Have you used any Sound Ideas sound effects or music during you career? If yes, which ones? Do you have a favourite collection that you find yourself constantly reaching for during your work?
Yes, my favorite collection is the Foley Footsteps Sound Effects Library. I found it great and very helpful on a variety of projects. It helped me every time I was looking for different types of shoes, walking speeds and surfaces. I appreciated the quality of the recordings, the cleanliness and dynamic range that they have, as well as the amount of takes of each performance.
The collection allowed me to have a great level of flexibility during my work.
What has been your biggest challenge in your career so far?
I find myself in a constant need to improve my knowledge, expanding my abilities to conceive and perceive the final product. I have had to do navigate this path sometimes without a guide or a mentor, but instead just spending many hours reading and studying the work of others: how they did certain things, how they created and conceived their sound design.
If you think you have reached a good level of knowledge, there’s always another step forward. So that’s the biggest challenge I’m still experiencing.
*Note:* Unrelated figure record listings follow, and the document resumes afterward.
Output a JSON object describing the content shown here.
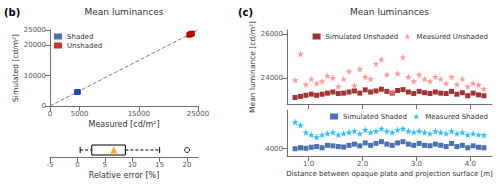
{
  "chart_data": [
    {
      "type": "scatter",
      "title": "Mean luminances",
      "annotations": [
        "(b)"
      ],
      "xlabel": "Measured [cd/m²]",
      "ylabel": "Simulated [cd/m²]",
      "xlim": [
        0,
        25000
      ],
      "xticks": [
        0,
        5000,
        15000,
        25000
      ],
      "ylim": [
        0,
        25000
      ],
      "yticks": [
        0,
        10000,
        20000,
        25000
      ],
      "grid": false,
      "legend": "upper left",
      "series": [
        {
          "name": "Shaded",
          "color": "#1f4e9c",
          "marker": "square",
          "x": [
            4600,
            4650,
            4700,
            4550,
            4700,
            4650,
            4600,
            4650,
            4700,
            4550,
            4700,
            4650,
            4600,
            4650,
            4700,
            4550,
            4700,
            4650
          ],
          "values": [
            4550,
            4600,
            4650,
            4500,
            4650,
            4600,
            4550,
            4600,
            4650,
            4500,
            4650,
            4600,
            4550,
            4600,
            4650,
            4500,
            4650,
            4600
          ]
        },
        {
          "name": "Unshaded",
          "color": "#c00000",
          "marker": "square",
          "x": [
            23500,
            23600,
            23800,
            23700,
            23900,
            24000,
            23500,
            23600,
            23700,
            23800,
            23900,
            24000,
            23500,
            23600,
            23700,
            23800,
            23900,
            24000
          ],
          "values": [
            23400,
            23500,
            23700,
            23600,
            23800,
            23900,
            23400,
            23500,
            23600,
            23700,
            23800,
            23900,
            23400,
            23500,
            23600,
            23700,
            23800,
            23900
          ]
        },
        {
          "type": "line",
          "line_style": "dashed",
          "color": "gray",
          "x": [
            0,
            25000
          ],
          "values": [
            0,
            25000
          ]
        }
      ]
    },
    {
      "type": "box",
      "xlabel": "Relative error [%]",
      "xlim": [
        -5,
        22
      ],
      "xticks": [
        -5,
        0,
        5,
        10,
        15,
        20
      ],
      "grid": false,
      "tick_labels": "x",
      "series": [
        {
          "type": "box",
          "color": "black",
          "whisker_low": 0.5,
          "q1": 2.625,
          "q3": 8.75,
          "whisker_high": 15.0
        },
        {
          "type": "scatter",
          "marker": "hollow_circle",
          "color": "black",
          "values": [
            20.0
          ]
        },
        {
          "type": "scatter",
          "marker": "triangle",
          "color": "#ff8c00",
          "values": [
            6.638888888888889
          ]
        }
      ]
    },
    {
      "type": "scatter",
      "title": "Mean luminances",
      "annotations": [
        "(c)"
      ],
      "ylabel": "Mean luminance [cd/m²]",
      "xlim": [
        0.6,
        4.4
      ],
      "xticks": [
        {
          "value": 1.0,
          "label": "1.0"
        },
        {
          "value": 2.0,
          "label": "2.0"
        },
        {
          "value": 3.0,
          "label": "3.0"
        },
        {
          "value": 4.0,
          "label": "4.0"
        }
      ],
      "ylim": [
        22800,
        26200
      ],
      "yticks": [
        24000,
        26000
      ],
      "grid": false,
      "tick_labels": "y",
      "legend": "upper right",
      "x": [
        0.75,
        0.85,
        0.95,
        1.05,
        1.15,
        1.25,
        1.35,
        1.45,
        1.55,
        1.65,
        1.75,
        1.85,
        1.95,
        2.05,
        2.15,
        2.25,
        2.35,
        2.45,
        2.55,
        2.65,
        2.75,
        2.85,
        2.95,
        3.05,
        3.15,
        3.25,
        3.35,
        3.45,
        3.55,
        3.65,
        3.75,
        3.85,
        3.95,
        4.05,
        4.15,
        4.25
      ],
      "series": [
        {
          "name": "Simulated Unshaded",
          "color": "#8b0000",
          "marker": "square",
          "values": [
            23100,
            23150,
            23200,
            23250,
            23200,
            23250,
            23300,
            23350,
            23280,
            23300,
            23350,
            23400,
            23300,
            23450,
            23350,
            23400,
            23480,
            23380,
            23300,
            23420,
            23460,
            23350,
            23280,
            23380,
            23320,
            23280,
            23350,
            23300,
            23280,
            23380,
            23250,
            23320,
            23180,
            23300,
            23220,
            23180
          ]
        },
        {
          "name": "Measured Unshaded",
          "color": "#ff8080",
          "marker": "star",
          "values": [
            23900,
            25100,
            23700,
            23950,
            23750,
            23850,
            24100,
            24000,
            23600,
            23950,
            24300,
            23650,
            24400,
            24050,
            23950,
            24650,
            24850,
            24150,
            23350,
            24200,
            24950,
            24050,
            23850,
            24150,
            23950,
            23850,
            24050,
            23950,
            23750,
            24050,
            23700,
            23950,
            23600,
            23750,
            23680,
            23500
          ]
        }
      ]
    },
    {
      "type": "scatter",
      "xlabel": "Distance between opaque plate and projection surface [m]",
      "xlim": [
        0.6,
        4.4
      ],
      "xticks": [
        {
          "value": 1.0,
          "label": "1.0"
        },
        {
          "value": 2.0,
          "label": "2.0"
        },
        {
          "value": 3.0,
          "label": "3.0"
        },
        {
          "value": 4.0,
          "label": "4.0"
        }
      ],
      "ylim": [
        3700,
        5600
      ],
      "yticks": [
        4000
      ],
      "grid": false,
      "legend": "upper right",
      "x": [
        0.75,
        0.85,
        0.95,
        1.05,
        1.15,
        1.25,
        1.35,
        1.45,
        1.55,
        1.65,
        1.75,
        1.85,
        1.95,
        2.05,
        2.15,
        2.25,
        2.35,
        2.45,
        2.55,
        2.65,
        2.75,
        2.85,
        2.95,
        3.05,
        3.15,
        3.25,
        3.35,
        3.45,
        3.55,
        3.65,
        3.75,
        3.85,
        3.95,
        4.05,
        4.15,
        4.25
      ],
      "series": [
        {
          "name": "Simulated Shaded",
          "color": "#1f4e9c",
          "marker": "square",
          "values": [
            4000,
            4040,
            4020,
            4060,
            4090,
            4040,
            4140,
            4120,
            4090,
            4070,
            4140,
            4190,
            4120,
            4240,
            4140,
            4220,
            4290,
            4190,
            4140,
            4240,
            4290,
            4190,
            4140,
            4220,
            4140,
            4120,
            4190,
            4140,
            4090,
            4220,
            4090,
            4140,
            4040,
            4120,
            4060,
            4040
          ]
        },
        {
          "name": "Measured Shaded",
          "color": "#00b0f0",
          "marker": "star",
          "values": [
            5100,
            4980,
            4680,
            4580,
            4480,
            4580,
            4630,
            4680,
            4580,
            4630,
            4680,
            4730,
            4630,
            4780,
            4680,
            4730,
            4830,
            4730,
            4680,
            4780,
            4830,
            4730,
            4680,
            4730,
            4680,
            4630,
            4730,
            4680,
            4630,
            4730,
            4630,
            4680,
            4580,
            4630,
            4580,
            4560
          ]
        }
      ]
    }
  ]
}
What projects are you currently working on?
I’m currently working on the feature film “Headlock”, a thriller written and directed by Mark Polish, starring Andy Garcia and Justin Bartha. It’s one of the most ambitious projects for sound design I’ve ever worked on. It requires a combination of editing and creative skills to properly envision the right sound for the entire film.
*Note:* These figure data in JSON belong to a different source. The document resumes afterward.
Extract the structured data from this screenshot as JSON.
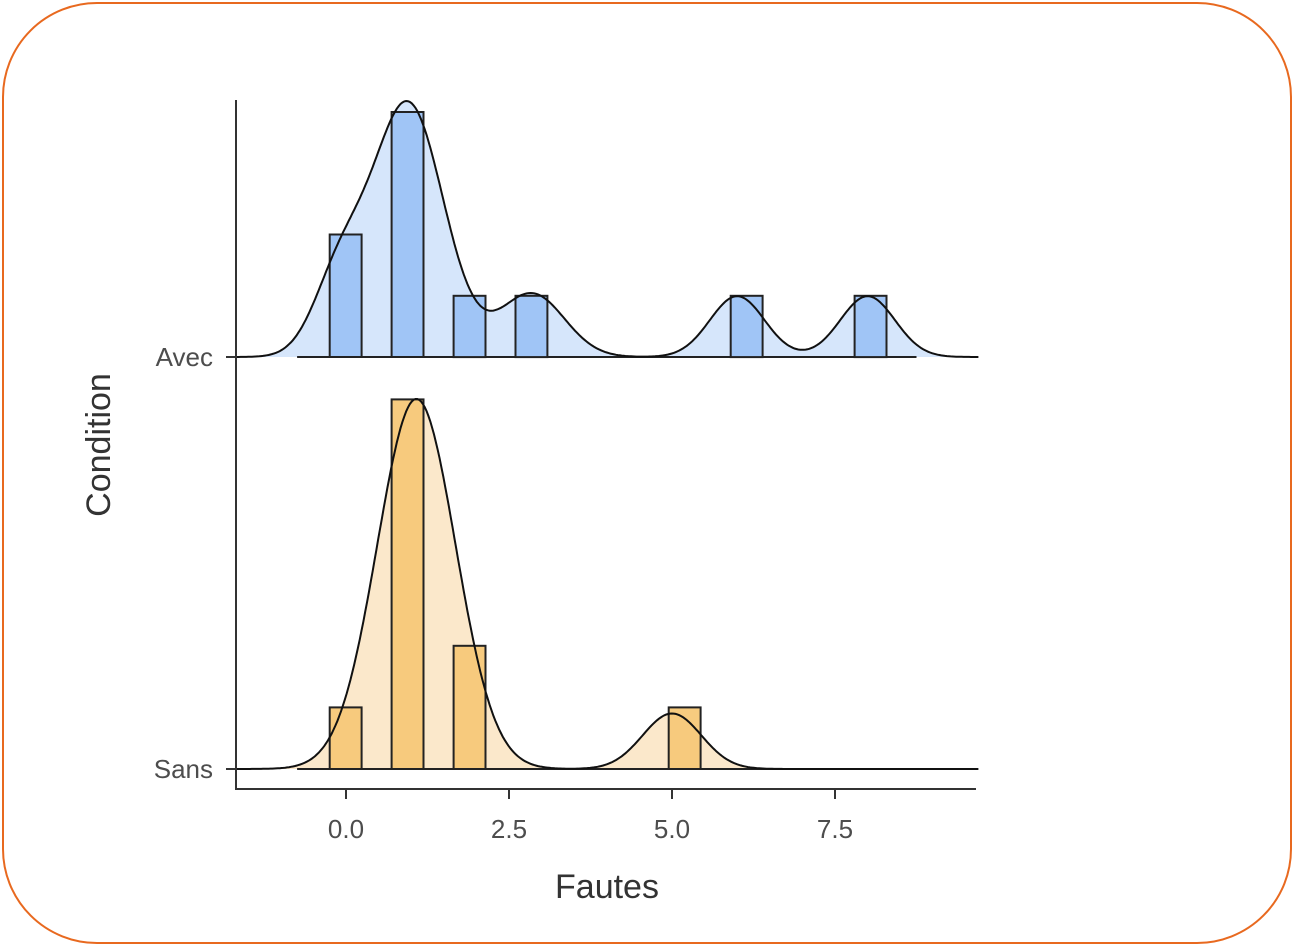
{
  "chart_data": {
    "type": "ridgeline",
    "xlabel": "Fautes",
    "ylabel": "Condition",
    "xlim": [
      -1.7,
      9.7
    ],
    "x_ticks": [
      0.0,
      2.5,
      5.0,
      7.5
    ],
    "x_tick_labels": [
      "0.0",
      "2.5",
      "5.0",
      "7.5"
    ],
    "bin_width": 0.95,
    "grid": false,
    "legend": "none",
    "series": [
      {
        "name": "Avec",
        "fill": "#9dc3f5",
        "density_fill": "#d6e6fb",
        "bins": [
          -0.25,
          0.7,
          1.65,
          2.6,
          5.9,
          7.8
        ],
        "counts": [
          2,
          4,
          1,
          1,
          1,
          1
        ],
        "density_modes": [
          {
            "mean": 0.95,
            "sd": 0.55,
            "weight": 1.0
          },
          {
            "mean": -0.1,
            "sd": 0.4,
            "weight": 0.3
          },
          {
            "mean": 2.85,
            "sd": 0.5,
            "weight": 0.25
          },
          {
            "mean": 6.0,
            "sd": 0.42,
            "weight": 0.24
          },
          {
            "mean": 8.0,
            "sd": 0.42,
            "weight": 0.24
          }
        ]
      },
      {
        "name": "Sans",
        "fill": "#f7c878",
        "density_fill": "#fbe8cb",
        "bins": [
          -0.25,
          0.7,
          1.65,
          4.95
        ],
        "counts": [
          1,
          6,
          2,
          1
        ],
        "density_modes": [
          {
            "mean": 1.08,
            "sd": 0.6,
            "weight": 1.0
          },
          {
            "mean": 5.0,
            "sd": 0.45,
            "weight": 0.15
          }
        ]
      }
    ]
  }
}
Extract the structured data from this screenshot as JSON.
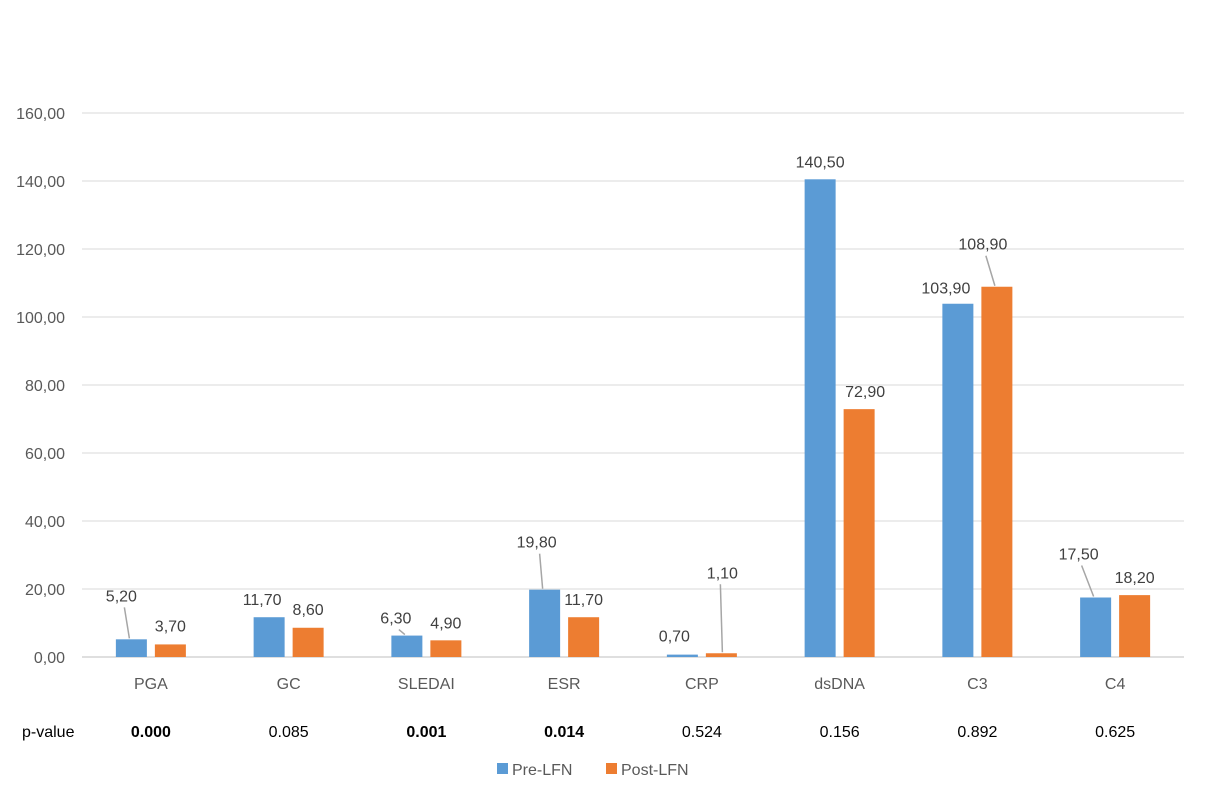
{
  "chart_data": {
    "type": "bar",
    "categories": [
      "PGA",
      "GC",
      "SLEDAI",
      "ESR",
      "CRP",
      "dsDNA",
      "C3",
      "C4"
    ],
    "series": [
      {
        "name": "Pre-LFN",
        "color": "#5B9BD5",
        "values": [
          5.2,
          11.7,
          6.3,
          19.8,
          0.7,
          140.5,
          103.9,
          17.5
        ],
        "labels": [
          "5,20",
          "11,70",
          "6,30",
          "19,80",
          "0,70",
          "140,50",
          "103,90",
          "17,50"
        ]
      },
      {
        "name": "Post-LFN",
        "color": "#ED7D31",
        "values": [
          3.7,
          8.6,
          4.9,
          11.7,
          1.1,
          72.9,
          108.9,
          18.2
        ],
        "labels": [
          "3,70",
          "8,60",
          "4,90",
          "11,70",
          "1,10",
          "72,90",
          "108,90",
          "18,20"
        ]
      }
    ],
    "ylim": [
      0,
      160
    ],
    "yticks": [
      0,
      20,
      40,
      60,
      80,
      100,
      120,
      140,
      160
    ],
    "ytick_labels": [
      "0,00",
      "20,00",
      "40,00",
      "60,00",
      "80,00",
      "100,00",
      "120,00",
      "140,00",
      "160,00"
    ],
    "gridlines": true,
    "legend_position": "bottom",
    "pvalue_label": "p-value",
    "pvalues": [
      {
        "text": "0.000",
        "bold": true
      },
      {
        "text": "0.085",
        "bold": false
      },
      {
        "text": "0.001",
        "bold": true
      },
      {
        "text": "0.014",
        "bold": true
      },
      {
        "text": "0.524",
        "bold": false
      },
      {
        "text": "0.156",
        "bold": false
      },
      {
        "text": "0.892",
        "bold": false
      },
      {
        "text": "0.625",
        "bold": false
      }
    ],
    "colors": {
      "grid": "#D9D9D9",
      "axis": "#BFBFBF",
      "leader": "#A6A6A6"
    }
  }
}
I’m researching a lot on how to develop all the peculiar sounds that the film requires on every scene and I’m gathering many resources to depict a movie that is pushing me to find new approaches to sound design.
And finally, what would be your best advice to those trying to get into the sound design business?
My best advice is to get in touch with professionals in the industry and get yourself involved in a project.
Look on the internet and search for any job opportunities that may fit your level of experience.
There are many websites that allow you to connect with directors and film productions. Even if their projects are low-mid level of quality, go for them, that’s a start.
Build some good relationships, find a studio or be available to move to a location where there are more work opportunities.
Believe in yourself, don’t postpone important steps now that you may transform into a resentment in the future. If you really want something, just take it. If you go for it, you’ll get it.
The only limits that you may experience, are in yourself.
Sound Ideas would like to thank Daniele Carli for taking the time to answer our questions for this interview!